Oriented to the east for ritualistic purposes and on axis with King Street, the memorial is sited above a terraced lawn. Parker’s dramatic entry sequence included a curvilinear drive and an axial stairway—both of which terminate at a grand plaza and a stone retaining wall on the upper terrace. Parker’s general planting plan, presented in 1939, was never instituted. Various groups donated specimen trees, the only real horticultural work on the site until landscape architect Kenneth Soergral developed a detailed plan in 1970, of which only a portion was realized.

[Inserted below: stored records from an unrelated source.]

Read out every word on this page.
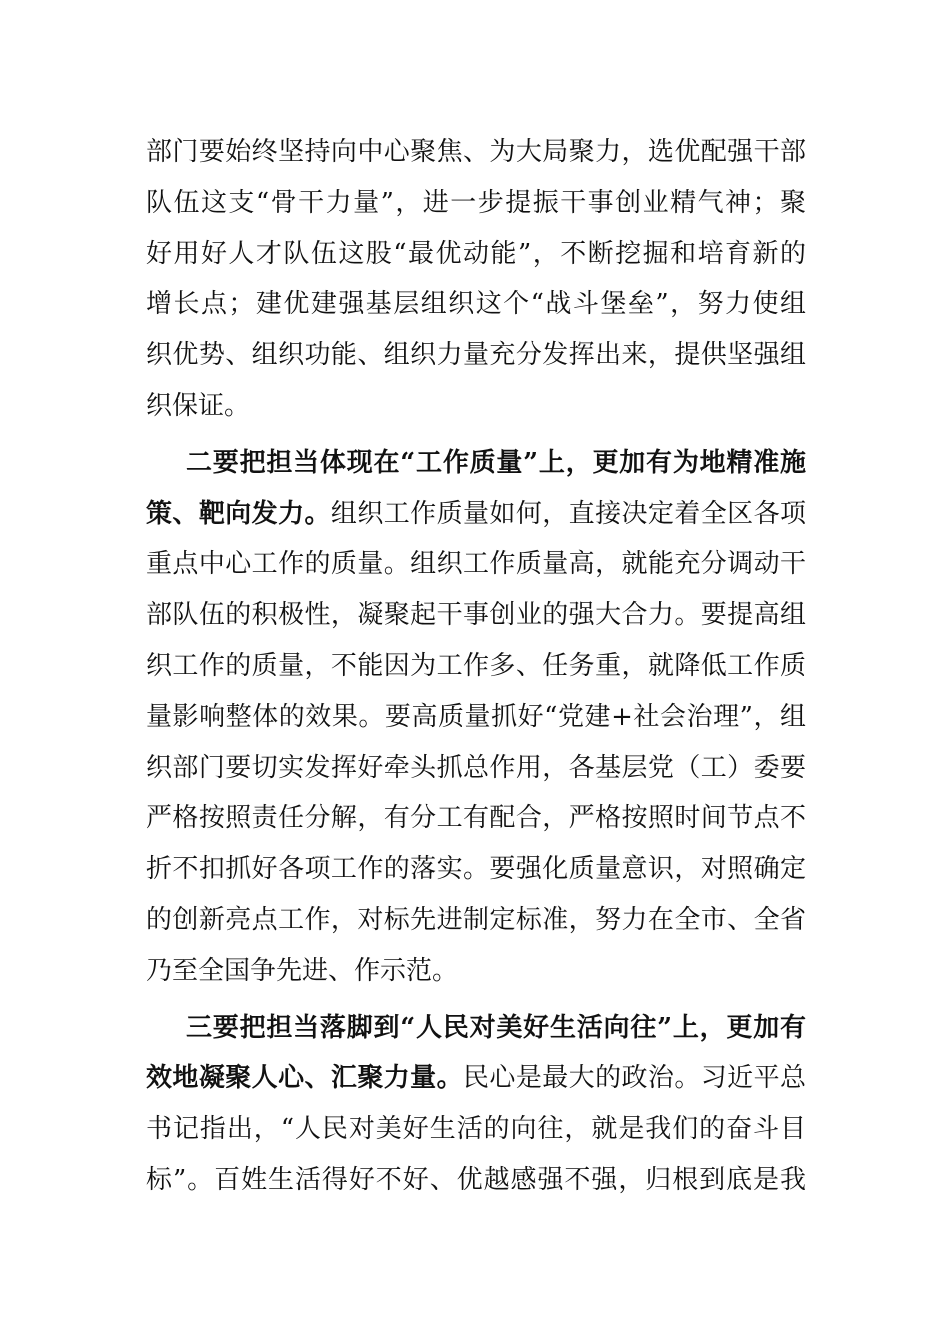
部门要始终坚持向中心聚焦、为大局聚力，选优配强干部
队伍这支“骨干力量”，进一步提振干事创业精气神；聚
好用好人才队伍这股“最优动能”，不断挖掘和培育新的
增长点；建优建强基层组织这个“战斗堡垒”，努力使组
织优势、组织功能、组织力量充分发挥出来，提供坚强组
织保证。
二要把担当体现在“工作质量”上，更加有为地精准施
策、靶向发力。组织工作质量如何，直接决定着全区各项
重点中心工作的质量。组织工作质量高，就能充分调动干
部队伍的积极性，凝聚起干事创业的强大合力。要提高组
织工作的质量，不能因为工作多、任务重，就降低工作质
量影响整体的效果。要高质量抓好“党建+社会治理”，组
织部门要切实发挥好牵头抓总作用，各基层党（工）委要
严格按照责任分解，有分工有配合，严格按照时间节点不
折不扣抓好各项工作的落实。要强化质量意识，对照确定
的创新亮点工作，对标先进制定标准，努力在全市、全省
乃至全国争先进、作示范。
三要把担当落脚到“人民对美好生活向往”上，更加有
效地凝聚人心、汇聚力量。民心是最大的政治。习近平总
书记指出，“人民对美好生活的向往，就是我们的奋斗目
标”。百姓生活得好不好、优越感强不强，归根到底是我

In 1982 a new entry was developed, featuring a concrete retaining wall inscribed with a quote and adorned with a sculpture relocated from the Washington Monument in 1976. In 1999 a 4000-square-foot Masonic compass emblem was installed upon the terraces fronting the memorial and in 2000 a program of dedicatory trees was instituted, resulting in the planting of more than 600 trees. In 2015 the Memorial was designated a National Historic Landmark.